The possibility that MbS may be facing powerful opposition emerged last month at the Arab summit hosted by King Salman in the Gulf city of Dhahran. The gathering focused on President Donald Trump’s decision to move the U.S. embassy in Israel to Jerusalem; the meeting’s final communique repeated many of the usual lines about support for the Palestinians. This was hardly surprising, perhaps except for the fact that MbS (who attended the summit, but in a supporting role to his father) had just returned from a three-week tour of the United States, where he had reportedly captivated both the business community as well as leaders of the American Jewish community. MbS reportedly told the latter group that the question of the fate of the Palestinians did not rank among the top 100 issues for ordinary Saudis—a line that reportedly caused some people to literally fall off their chairs.
Those who have met MbS say he is Bill Clinton-like in his knack for engaging with even those whom he disagrees with. Yet he rarely seems to change his mind. That’s a pity, because he’s also gaining a reputation for making bad decisions. Those include the detention of Lebanese Prime Minister Saad Hariri, Saudi Arabia’s ongoing war in Yemen against Iran-supported Houthi tribesmen, the diplomatic rift with Qatar, and the arrest of nearly 400 princes and businessmen accused of corruption. In addition, Vision 2030, the kingdom’s economic transformation plan, is proceeding at a snail’s pace. The centerpiece of the plan is the partial sell-off of the state-owned oil company Saudi Aramco. But this has been delayed. Meanwhile, embarrassing revelations of MbS’s tacky extravagance continue to emerge.
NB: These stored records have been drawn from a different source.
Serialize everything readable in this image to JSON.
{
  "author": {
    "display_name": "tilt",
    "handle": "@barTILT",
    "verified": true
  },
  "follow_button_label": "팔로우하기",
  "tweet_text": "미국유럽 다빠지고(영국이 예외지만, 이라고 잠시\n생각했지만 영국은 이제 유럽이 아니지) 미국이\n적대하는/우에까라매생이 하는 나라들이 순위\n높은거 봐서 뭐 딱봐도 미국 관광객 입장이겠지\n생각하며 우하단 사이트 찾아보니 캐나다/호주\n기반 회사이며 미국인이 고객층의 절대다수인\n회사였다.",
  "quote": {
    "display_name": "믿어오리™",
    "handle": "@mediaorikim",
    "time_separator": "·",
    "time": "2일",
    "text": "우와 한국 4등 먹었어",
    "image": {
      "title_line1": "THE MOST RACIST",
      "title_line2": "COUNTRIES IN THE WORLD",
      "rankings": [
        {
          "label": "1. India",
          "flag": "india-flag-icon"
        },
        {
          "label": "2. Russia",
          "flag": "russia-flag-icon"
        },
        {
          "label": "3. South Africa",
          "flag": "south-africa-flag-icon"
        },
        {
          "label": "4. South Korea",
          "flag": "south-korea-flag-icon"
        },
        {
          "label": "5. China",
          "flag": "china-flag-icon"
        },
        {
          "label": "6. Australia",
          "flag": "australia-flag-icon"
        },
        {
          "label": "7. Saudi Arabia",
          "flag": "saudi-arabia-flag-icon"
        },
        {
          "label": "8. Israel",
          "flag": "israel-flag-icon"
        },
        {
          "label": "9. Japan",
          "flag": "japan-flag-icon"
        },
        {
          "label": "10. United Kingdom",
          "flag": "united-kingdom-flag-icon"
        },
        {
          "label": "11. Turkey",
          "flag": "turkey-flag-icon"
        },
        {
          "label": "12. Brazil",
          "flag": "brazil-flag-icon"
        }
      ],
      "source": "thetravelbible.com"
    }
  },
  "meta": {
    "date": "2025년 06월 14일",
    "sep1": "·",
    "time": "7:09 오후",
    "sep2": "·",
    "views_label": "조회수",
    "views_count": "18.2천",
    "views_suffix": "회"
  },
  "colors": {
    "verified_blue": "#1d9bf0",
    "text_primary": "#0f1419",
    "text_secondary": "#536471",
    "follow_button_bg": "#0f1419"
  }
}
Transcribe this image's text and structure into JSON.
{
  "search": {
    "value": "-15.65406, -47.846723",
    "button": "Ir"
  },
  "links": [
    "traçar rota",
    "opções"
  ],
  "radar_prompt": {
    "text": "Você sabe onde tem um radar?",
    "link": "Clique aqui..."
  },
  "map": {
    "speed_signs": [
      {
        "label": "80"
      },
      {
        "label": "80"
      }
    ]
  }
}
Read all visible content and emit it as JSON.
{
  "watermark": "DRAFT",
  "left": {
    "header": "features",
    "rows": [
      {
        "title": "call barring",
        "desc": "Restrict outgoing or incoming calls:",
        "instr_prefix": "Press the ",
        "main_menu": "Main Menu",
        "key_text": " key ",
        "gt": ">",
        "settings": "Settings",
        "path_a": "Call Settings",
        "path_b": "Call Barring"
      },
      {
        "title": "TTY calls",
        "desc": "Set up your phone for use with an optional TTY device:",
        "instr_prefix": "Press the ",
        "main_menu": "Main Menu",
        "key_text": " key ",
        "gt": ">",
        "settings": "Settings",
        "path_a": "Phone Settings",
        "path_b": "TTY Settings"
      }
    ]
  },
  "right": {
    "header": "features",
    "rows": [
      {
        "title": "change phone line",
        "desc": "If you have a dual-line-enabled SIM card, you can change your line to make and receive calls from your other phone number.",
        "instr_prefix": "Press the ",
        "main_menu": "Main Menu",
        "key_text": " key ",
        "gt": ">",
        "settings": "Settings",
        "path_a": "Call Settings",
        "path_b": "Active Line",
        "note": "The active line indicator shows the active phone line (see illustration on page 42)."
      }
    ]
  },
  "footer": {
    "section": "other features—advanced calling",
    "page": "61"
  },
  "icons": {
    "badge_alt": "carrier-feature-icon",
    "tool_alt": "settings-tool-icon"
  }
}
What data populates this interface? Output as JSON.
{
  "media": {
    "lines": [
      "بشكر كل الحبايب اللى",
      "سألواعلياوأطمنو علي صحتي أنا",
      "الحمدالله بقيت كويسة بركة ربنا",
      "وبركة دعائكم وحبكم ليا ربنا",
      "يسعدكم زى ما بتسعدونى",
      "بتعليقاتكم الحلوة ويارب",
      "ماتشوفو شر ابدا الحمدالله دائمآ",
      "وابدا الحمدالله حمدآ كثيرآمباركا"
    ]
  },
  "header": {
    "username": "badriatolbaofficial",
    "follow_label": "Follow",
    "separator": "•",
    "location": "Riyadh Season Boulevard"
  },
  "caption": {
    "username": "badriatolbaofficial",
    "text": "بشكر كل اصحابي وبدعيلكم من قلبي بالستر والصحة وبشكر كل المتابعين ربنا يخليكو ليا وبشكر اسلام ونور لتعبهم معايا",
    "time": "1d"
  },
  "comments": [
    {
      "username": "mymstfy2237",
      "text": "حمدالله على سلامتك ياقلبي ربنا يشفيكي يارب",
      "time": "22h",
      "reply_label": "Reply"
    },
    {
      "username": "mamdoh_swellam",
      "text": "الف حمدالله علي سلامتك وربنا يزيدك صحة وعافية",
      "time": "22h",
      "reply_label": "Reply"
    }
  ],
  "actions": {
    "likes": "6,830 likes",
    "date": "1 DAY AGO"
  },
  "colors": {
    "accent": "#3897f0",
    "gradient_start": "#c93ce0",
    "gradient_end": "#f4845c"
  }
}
MbS, it seems, isn’t really interested in change. Arresting the activists is the way that Saudi Arabia would and did behave in the past: In 1990, several dozen women were arrested for driving through Riyadh. But today’s Saudi Arabia is meant to be different, and MbS is supposed to be a different kind of royal. The world’s hopes are on him to create a modern Saudi Arabia, able to detach itself from its conservative theocratic underpinnings. After these latest arrests, his ability to satisfy those hopes is in doubt.
Simon Henderson is the Baker Fellow and director of the Gulf and Energy Policy Program at The Washington Institute.